Day 3 – Day 20: Place your plant in a warm and humid place with indirect low light. The cutting planted in the soil must be watered every third day, make sure the soil is neither dry or soggy, it should be slightly moist. However, if you have decided to place the cutting in water, it would not need any care at this point.
Day 20 – Day 50: You should keep an eye on the planted cutting and water according to the soil condition.
Day 50 – Day 90: Roots and shoots would start emerging from the cutting. Tiny green, heart-shaped leaves will emerge covered by a leaf scale or cataphyll. The roots of the cutting, planted in water will be visible by now. However, the baby plant still needs to be watched carefully.
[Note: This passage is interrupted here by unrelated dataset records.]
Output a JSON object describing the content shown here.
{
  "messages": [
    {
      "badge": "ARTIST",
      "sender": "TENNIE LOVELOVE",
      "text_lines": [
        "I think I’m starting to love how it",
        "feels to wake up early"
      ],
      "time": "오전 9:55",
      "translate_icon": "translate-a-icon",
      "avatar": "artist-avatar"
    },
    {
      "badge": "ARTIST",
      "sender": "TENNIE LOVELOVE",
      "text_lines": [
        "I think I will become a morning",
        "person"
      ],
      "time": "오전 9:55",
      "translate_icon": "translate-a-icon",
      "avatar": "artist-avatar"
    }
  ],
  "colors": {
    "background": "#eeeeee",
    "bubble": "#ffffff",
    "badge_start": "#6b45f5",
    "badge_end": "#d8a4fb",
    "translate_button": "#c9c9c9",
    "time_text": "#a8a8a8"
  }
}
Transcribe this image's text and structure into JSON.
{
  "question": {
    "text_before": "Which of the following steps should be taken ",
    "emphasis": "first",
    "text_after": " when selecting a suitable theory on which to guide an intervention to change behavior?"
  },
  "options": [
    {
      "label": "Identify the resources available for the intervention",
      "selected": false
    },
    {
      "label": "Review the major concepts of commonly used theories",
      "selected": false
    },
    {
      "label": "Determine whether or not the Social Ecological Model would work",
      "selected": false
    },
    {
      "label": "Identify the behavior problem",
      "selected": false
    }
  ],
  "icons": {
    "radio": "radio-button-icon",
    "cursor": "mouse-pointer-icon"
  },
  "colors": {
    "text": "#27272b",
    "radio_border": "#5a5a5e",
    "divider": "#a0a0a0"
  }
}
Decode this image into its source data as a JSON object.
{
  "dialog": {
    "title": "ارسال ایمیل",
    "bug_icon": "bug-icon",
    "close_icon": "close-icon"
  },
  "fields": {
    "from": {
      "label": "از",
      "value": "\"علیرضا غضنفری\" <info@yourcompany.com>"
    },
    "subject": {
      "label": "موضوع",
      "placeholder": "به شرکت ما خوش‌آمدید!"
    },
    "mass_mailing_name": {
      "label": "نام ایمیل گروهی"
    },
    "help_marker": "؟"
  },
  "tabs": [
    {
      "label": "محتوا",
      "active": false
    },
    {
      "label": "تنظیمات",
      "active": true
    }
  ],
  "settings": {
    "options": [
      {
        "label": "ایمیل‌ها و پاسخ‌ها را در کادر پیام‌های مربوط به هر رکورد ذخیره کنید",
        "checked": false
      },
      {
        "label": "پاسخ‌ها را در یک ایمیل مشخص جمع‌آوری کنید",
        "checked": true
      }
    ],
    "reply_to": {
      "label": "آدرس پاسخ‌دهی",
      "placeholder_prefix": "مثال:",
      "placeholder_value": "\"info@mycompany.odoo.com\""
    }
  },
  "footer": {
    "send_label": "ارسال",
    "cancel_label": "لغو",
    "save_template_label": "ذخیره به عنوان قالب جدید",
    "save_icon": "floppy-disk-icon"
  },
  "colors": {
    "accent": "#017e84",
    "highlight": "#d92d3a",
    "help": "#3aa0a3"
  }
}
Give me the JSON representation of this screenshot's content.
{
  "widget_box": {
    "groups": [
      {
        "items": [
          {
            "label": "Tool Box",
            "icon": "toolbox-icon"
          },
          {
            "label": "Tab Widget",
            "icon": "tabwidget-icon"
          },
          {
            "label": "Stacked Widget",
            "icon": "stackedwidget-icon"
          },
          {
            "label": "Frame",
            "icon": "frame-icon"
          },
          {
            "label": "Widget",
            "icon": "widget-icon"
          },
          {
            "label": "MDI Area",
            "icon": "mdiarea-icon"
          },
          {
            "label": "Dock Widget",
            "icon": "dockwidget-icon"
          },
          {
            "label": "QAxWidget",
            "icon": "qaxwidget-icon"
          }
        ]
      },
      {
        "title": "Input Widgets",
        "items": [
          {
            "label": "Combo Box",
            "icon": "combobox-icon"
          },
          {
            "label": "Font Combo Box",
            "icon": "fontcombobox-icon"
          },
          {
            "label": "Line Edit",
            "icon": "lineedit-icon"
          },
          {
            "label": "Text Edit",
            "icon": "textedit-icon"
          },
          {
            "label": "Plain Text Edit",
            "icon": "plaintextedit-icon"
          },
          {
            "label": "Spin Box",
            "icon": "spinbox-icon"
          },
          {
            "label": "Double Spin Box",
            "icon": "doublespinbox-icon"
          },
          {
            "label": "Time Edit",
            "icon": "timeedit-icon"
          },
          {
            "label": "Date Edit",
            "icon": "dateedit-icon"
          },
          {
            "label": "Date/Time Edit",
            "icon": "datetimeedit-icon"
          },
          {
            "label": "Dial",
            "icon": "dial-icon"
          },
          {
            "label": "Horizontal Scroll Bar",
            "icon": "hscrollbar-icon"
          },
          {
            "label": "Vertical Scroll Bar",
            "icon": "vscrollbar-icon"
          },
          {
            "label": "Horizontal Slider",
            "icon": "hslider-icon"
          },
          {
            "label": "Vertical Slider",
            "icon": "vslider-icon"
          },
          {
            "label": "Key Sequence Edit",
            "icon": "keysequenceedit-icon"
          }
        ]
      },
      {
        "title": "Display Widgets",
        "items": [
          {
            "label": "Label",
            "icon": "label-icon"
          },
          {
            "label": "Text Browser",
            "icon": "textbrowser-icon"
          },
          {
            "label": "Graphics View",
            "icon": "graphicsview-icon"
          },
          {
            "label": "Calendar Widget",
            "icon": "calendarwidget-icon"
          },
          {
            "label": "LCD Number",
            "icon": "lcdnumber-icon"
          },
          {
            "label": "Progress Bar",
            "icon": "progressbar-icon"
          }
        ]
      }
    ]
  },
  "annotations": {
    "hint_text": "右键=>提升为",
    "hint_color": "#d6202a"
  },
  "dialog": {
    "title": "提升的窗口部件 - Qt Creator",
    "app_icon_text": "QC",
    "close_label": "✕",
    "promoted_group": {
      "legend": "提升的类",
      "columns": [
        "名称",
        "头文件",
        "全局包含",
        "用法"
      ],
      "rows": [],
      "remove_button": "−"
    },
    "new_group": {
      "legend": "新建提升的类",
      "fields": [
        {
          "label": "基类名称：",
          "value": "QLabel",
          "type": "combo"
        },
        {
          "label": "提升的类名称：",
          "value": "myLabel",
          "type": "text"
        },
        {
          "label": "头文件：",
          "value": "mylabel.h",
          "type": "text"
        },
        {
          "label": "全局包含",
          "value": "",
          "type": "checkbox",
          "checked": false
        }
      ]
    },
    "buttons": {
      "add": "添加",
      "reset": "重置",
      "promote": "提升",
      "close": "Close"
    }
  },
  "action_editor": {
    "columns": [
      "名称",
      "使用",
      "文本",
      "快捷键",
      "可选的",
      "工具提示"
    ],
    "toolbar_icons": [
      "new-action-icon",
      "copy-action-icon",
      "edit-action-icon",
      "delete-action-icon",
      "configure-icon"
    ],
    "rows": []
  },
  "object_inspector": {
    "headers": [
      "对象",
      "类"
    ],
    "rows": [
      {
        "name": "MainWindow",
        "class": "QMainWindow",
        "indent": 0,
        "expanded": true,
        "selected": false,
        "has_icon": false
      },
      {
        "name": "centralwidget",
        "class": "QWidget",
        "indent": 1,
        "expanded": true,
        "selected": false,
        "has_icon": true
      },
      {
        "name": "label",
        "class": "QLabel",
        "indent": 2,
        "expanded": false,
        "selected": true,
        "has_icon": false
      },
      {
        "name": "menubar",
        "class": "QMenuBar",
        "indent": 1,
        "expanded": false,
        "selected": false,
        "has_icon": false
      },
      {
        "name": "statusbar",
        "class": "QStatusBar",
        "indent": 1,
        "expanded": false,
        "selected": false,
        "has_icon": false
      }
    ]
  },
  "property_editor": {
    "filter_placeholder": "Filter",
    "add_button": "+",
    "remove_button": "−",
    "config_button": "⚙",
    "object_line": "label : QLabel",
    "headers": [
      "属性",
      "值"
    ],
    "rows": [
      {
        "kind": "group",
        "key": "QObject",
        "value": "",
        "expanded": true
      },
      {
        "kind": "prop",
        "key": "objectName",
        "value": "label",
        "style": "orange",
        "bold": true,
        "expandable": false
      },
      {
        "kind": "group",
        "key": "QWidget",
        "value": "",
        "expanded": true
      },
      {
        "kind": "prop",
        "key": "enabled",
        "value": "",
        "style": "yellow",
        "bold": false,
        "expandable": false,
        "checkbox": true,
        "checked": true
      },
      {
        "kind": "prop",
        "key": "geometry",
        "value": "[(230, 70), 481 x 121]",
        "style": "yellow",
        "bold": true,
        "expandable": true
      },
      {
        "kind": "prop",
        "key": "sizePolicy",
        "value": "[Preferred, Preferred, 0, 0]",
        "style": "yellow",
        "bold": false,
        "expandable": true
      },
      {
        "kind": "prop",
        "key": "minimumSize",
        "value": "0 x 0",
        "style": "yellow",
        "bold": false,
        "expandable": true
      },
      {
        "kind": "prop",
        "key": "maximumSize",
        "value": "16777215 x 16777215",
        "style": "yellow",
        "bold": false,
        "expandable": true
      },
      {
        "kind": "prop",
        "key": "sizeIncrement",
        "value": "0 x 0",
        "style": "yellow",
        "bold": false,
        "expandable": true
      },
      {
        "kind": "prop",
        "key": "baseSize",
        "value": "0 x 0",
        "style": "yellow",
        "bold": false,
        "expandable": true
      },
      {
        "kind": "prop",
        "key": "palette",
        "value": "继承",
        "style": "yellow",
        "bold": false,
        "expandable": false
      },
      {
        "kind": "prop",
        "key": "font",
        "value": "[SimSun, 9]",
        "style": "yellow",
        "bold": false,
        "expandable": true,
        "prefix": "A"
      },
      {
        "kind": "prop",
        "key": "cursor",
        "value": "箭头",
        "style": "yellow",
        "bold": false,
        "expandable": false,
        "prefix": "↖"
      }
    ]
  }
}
Day 90 – Day 170: By this time, you would see many new leaves growing on the baby plant. Also, the plant’s height and length will gradually increase and you should water your Pedatum Philodendron twice a week at this stage. The rule of the top four inches of dry soil is applied at this point. A little quantity of suitable fertilizer can also be added. If your water propagated your stem, this is a good time to transfer the plant to soil.
Day 170 – Day 190: Your baby plant is quite stable by this time and does not need much care . Thus, taking care of basic light, water, and temperature requirements will be enough. If the plant is potted in a totem pot, vines climbing up the post can be seen at this stage.
Day 190 – Day 300: Pedatum Philodendrons do well in winters. However, you should transfer your plant to a warm place to boost its growth. Also, watering should be done only once or twice a month.
Day 300 – Day 350: Now you will witness quick and immense growth. Your Philodendron is flourishing and becoming quite a jungle-beauty. Add fertilizer, water your plant three times a week. For healthy and bushy foliage, pruning is recommended at this stage.
Day 350 onwards: It’s summertime and your Pedatum Philodendron needs watering every alternate day, and fertilizer once a month. Also, maintain adequate humidity around the plant.
At this point, most of their baby leaves will have turned into metallic and elongated leaves. Thus, a monthly examination of the plant along with the basic requirements of light, water, and soil are enough for your plant to flourish.
A typical indoor plant, that is low-maintenance, purifies the air and looks gorgeous. The Philodendron Pedatum is adored by plant lovers and it deserves its own space where it can show off its unique natural beauty. It makes a dramatic statement in large residential and commercial spaces. They are quite effective at filtering the air we breathe.